The morning after the Ninth Circuit Court of Appeals unanimously ruled against lifting the temporary stay levied against Donald Trump’s immigration ban, against which he immediately tweeted about Thursday evening, the president came to his senses and addressed the matter in a far more careful manner. Or at least that’s what the media at large may have said, had Trump not started his day with a tweet referencing a Lawfare article’s assessment of the appeals court decision, which he dubbed “disgraceful.”

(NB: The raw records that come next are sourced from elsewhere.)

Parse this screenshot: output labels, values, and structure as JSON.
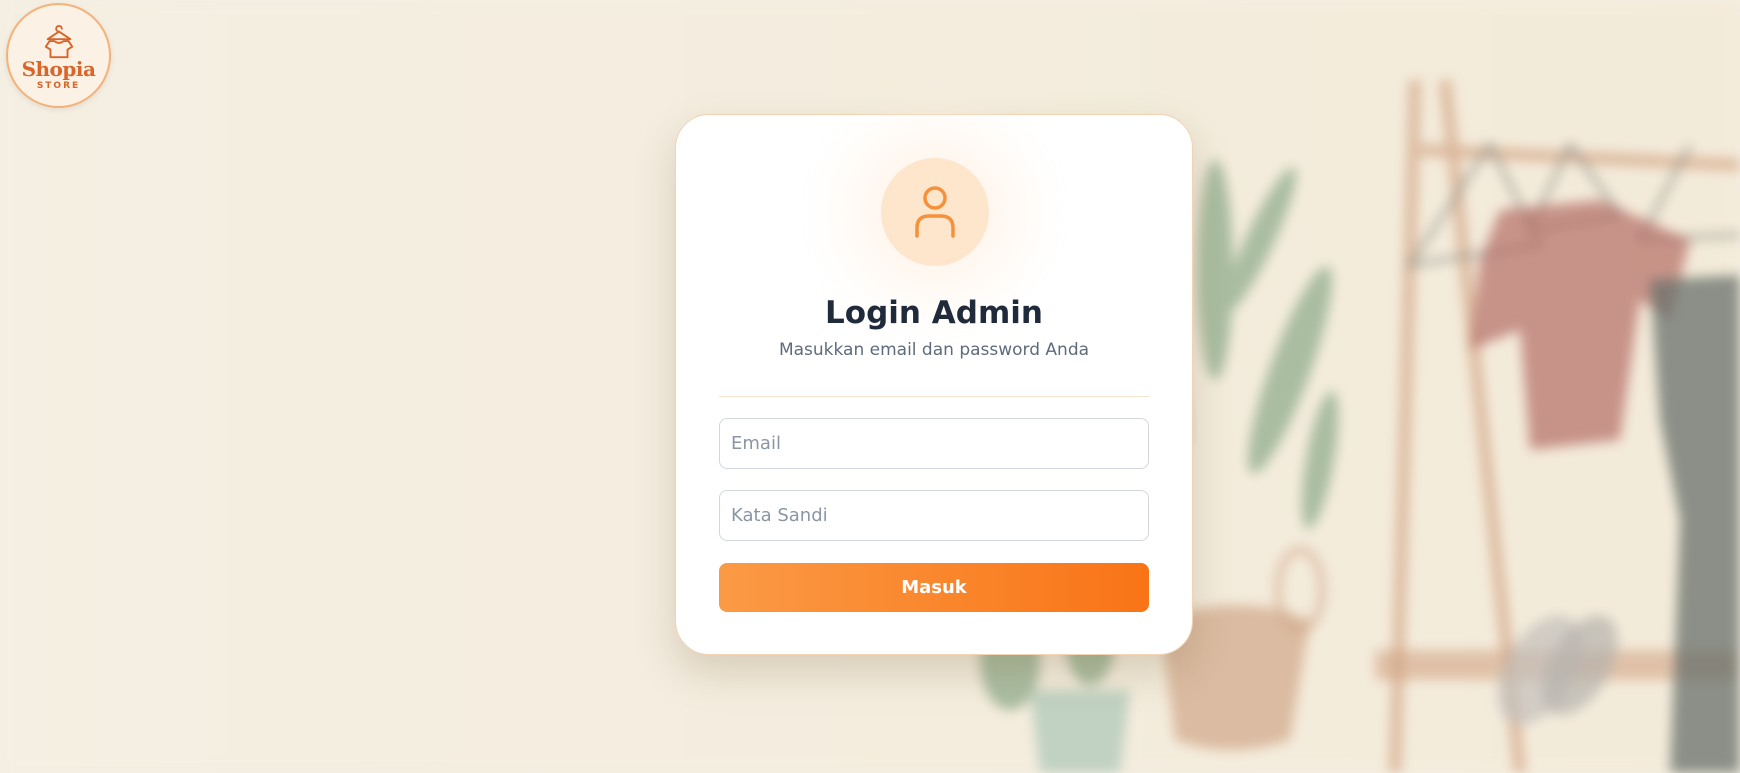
{
  "logo": {
    "name": "Shopia",
    "subtitle": "STORE",
    "icon": "hanger-shirt-icon"
  },
  "login": {
    "avatar_icon": "user-icon",
    "title": "Login Admin",
    "subtitle": "Masukkan email dan password Anda",
    "email": {
      "placeholder": "Email",
      "value": ""
    },
    "password": {
      "placeholder": "Kata Sandi",
      "value": ""
    },
    "submit_label": "Masuk"
  },
  "colors": {
    "accent": "#f97416",
    "accent_light": "#fb9a45",
    "background": "#f5efe3",
    "title": "#1f2a3a"
  }
}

“A disgraceful decision!” the president exclaimed after quoting a pertinent passage from the article, which read: “Remarkably, in the entire opinion, the panel did not bother even to cite this (the) statute.” Yet as the Washington Post pointed out, had Trump actually read the Lawfare post instead of regurgitating what he thought it said based on a Morning Joe segment he evidently watched, perhaps he would’ve realized editor-in-chief Benjamin Wittes actually agreed with the court’s assessment of his immigration ban.

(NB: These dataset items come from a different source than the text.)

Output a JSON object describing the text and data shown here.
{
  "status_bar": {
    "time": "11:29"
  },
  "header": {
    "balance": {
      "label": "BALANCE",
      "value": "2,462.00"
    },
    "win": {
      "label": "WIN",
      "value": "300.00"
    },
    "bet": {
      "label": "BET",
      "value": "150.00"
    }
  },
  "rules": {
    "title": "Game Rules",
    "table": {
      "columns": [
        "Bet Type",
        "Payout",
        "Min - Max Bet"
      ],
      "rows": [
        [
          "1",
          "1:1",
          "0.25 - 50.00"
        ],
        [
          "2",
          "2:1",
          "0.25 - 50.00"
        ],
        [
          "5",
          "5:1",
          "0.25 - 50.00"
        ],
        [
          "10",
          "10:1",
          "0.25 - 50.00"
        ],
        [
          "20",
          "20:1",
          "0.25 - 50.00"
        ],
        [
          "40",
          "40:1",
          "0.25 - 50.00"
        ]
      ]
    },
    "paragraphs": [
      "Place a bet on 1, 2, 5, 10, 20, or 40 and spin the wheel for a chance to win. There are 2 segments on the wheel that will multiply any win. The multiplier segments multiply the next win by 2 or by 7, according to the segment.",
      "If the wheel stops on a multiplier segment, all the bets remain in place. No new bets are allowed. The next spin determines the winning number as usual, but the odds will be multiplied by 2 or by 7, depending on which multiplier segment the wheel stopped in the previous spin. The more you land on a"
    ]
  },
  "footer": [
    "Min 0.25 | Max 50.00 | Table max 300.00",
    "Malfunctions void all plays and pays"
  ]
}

Huffington Post’s Ethan Klapper noticed the closeness of Trump’s tweet to Morning Joe‘s reporting the Lawfare article:
Here we go — @Morning_Joe full screen at 8:03. Trump tweet at 8:15 pic.twitter.com/OApcgSIiZY
— Ethan Klapper (@ethanklapper) February 10, 2017
The president’s penchant for watching cable news reports and responding to them on Twitter is well documented. Unfortunately for Trump this time around, that he didn’t read Wittes’ full article is all too obvious. As the Washington Post noted, Wittes “takes issue with some of what the federal appellate court judges said (and didn’t say)” but “ultimately decides that the court made the right call.” As proof, they do what neither Morning Joe nor Trump did and offer an additional quote from the article:
The Ninth Circuit is correct to leave the TRO [temporary restraining order] in place, in my view, for the simple reason that there is no cause to plunge the country into turmoil again while the courts address the merits of these matters over the next few weeks. Are there tea leaves to read in this opinion? There sure are, particularly with respect to the judges’ analysis of the government’s likelihood of prevailing on the merits and its blithe dismissal of the government’s claims of national security necessity on pages 26-27 — a matter on which the per curiam spends only one sentence and one brief footnote.
Oops. Meanwhile, Wittes took the opportunity to roast Trump on Twitter, wondering if the president “would consider tweeting the conclusion of the essay he quoted.” (For the record, he uses the word “incompetent” — among many others — to describe Trump’s executive order and the process behind its creation.)